Big
techs e a soberania nacional
1968
condensa lutas de emancipação. Na icônica data, Henri Lefebvre publica A vida
cotidiana no mundo moderno, rumo à revolução cultural permanente que embora não
separável das mudanças sociopolíticas e econômicas distingue-se por estar
alicerçada no feminismo, na liberdade sexual, na reapropriação da felicidade e
no espírito festivo como estilos de vida; era uma crise disruptiva. A cultura
caracterizava-se pelo moralismo, esteticismo e tecnicismo prenhes de alienação
e pretensão.
No
mesmo ano é lançado 2001: Uma odisseia no espaço, dirigido por Stanley Kubrick.
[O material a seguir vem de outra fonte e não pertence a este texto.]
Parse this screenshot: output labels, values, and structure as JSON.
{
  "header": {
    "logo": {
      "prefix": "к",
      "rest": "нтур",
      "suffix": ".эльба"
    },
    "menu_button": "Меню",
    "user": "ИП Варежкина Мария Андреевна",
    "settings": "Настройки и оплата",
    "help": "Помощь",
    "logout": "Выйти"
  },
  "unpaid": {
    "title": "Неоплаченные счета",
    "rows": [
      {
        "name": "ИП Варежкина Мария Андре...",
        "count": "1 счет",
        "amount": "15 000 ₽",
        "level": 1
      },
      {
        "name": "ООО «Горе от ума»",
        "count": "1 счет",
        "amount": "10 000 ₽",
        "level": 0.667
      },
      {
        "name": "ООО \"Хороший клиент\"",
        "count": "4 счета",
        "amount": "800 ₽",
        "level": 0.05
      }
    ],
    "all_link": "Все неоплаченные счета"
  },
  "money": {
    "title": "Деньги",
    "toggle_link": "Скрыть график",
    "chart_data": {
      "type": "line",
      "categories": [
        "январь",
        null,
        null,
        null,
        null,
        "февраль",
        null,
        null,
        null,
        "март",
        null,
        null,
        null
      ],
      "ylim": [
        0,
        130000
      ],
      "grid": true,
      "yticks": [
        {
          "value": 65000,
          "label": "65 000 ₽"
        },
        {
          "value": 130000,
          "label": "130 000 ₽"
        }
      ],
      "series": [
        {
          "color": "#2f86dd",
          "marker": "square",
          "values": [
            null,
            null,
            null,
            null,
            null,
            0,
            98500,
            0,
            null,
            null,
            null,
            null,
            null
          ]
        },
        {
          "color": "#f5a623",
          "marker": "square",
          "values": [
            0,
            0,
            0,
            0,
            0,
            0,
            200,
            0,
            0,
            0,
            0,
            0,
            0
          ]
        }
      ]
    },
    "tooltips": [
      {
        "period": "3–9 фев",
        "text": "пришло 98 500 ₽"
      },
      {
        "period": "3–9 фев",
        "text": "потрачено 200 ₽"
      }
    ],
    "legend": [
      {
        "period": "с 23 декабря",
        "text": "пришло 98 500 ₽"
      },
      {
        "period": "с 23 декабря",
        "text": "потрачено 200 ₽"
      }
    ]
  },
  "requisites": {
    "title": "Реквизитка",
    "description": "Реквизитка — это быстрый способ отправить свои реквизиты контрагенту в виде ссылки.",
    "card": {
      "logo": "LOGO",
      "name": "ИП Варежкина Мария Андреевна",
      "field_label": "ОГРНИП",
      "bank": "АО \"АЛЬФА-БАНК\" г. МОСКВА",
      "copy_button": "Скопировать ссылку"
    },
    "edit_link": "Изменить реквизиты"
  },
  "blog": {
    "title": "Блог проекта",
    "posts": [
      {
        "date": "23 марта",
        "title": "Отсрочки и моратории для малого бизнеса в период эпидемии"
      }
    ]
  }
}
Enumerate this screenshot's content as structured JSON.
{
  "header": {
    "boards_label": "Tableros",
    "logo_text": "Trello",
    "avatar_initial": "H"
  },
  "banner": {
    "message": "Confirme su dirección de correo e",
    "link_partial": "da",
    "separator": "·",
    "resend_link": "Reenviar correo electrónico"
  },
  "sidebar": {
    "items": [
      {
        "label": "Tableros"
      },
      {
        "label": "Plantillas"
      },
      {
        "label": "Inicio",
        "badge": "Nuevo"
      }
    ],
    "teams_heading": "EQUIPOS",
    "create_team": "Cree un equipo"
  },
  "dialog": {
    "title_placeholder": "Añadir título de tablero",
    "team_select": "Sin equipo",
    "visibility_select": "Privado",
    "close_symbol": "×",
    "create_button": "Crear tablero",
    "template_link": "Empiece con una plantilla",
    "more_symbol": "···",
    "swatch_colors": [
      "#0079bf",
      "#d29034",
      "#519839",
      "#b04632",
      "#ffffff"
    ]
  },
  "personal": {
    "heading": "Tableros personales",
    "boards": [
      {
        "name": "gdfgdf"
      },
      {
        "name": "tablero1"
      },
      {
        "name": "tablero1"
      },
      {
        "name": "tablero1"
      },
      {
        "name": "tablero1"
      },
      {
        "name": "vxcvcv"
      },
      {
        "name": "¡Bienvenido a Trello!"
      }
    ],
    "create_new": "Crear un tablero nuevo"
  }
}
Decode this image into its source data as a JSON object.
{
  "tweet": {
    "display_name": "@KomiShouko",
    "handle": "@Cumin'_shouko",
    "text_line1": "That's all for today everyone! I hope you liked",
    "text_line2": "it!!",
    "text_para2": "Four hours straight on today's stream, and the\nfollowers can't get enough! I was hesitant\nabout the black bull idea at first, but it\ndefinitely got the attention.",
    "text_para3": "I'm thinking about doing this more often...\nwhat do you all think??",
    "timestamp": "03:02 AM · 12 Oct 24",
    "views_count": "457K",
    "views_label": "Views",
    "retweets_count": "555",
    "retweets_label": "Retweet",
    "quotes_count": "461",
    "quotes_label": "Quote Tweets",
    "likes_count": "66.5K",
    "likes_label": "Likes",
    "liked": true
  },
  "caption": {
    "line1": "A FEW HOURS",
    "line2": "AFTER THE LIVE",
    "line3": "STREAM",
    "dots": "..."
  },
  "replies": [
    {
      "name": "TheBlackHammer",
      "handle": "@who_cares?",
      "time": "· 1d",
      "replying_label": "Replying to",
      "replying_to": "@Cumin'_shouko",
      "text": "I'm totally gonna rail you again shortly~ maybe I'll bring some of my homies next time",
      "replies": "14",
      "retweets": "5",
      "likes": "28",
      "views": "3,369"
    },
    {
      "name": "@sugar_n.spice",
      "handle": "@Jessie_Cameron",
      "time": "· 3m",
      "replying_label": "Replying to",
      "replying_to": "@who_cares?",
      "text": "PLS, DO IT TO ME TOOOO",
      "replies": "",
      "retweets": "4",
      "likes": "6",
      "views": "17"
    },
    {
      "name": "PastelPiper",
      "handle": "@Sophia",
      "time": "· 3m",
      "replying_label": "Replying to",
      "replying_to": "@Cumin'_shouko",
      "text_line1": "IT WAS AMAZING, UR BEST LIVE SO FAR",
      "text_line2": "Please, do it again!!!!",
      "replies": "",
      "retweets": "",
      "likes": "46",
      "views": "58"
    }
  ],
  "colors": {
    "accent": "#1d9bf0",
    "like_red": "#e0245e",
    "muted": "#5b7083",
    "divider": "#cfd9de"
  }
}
O filme enfatiza o excepcional avanço da criatura (a técnica) que parece
dominar o criador (a humanidade). À época, a França mantém um Estado de
bem-estar com pleno emprego. Intérpretes do movimento atribuem a convulsão
sessentista a uma overdose de imaginação dos jovens pelo temor de perder os
postos de trabalho para a robótica, que reduzia as vagas nas fábricas e a
perspectiva de um futuro.
Receava-se
que a realidade social constituísse uma entidade acima dos indivíduos e dos
grupos, pondo em risco a mobilidade social. Sociólogos recriminam a “sociedade
pós-industrial”. Mas então circulam outras caracterizações. “Sociedade de
consumo” para designar as personalidades que se medem pela posse de objetos
supérfluos. “Sociedade de abundância” para enaltecer a variedade de produtos à
venda nas prateleiras das lojas; cartão-postal clássico de um capitalismo
bon-vivant.
Profetas
da paz e amor responsabilizam o “sistema” ao condenar a invasão estadunidense
do Vietnã. Meio século depois, o termo vira um sinônimo do Estado de direito
democrático para quem apregoa como alternativa um oxímoro – a democracia
iliberal. O cotidiano perde o caráter utópico aberto à experimentação. A
carranca fundamentalista da moral e dos costumes volta à carga e a “sociedade
da produtividade” execra o ócio de quem se atreve reivindicar o tempo livre
não-produzido para si.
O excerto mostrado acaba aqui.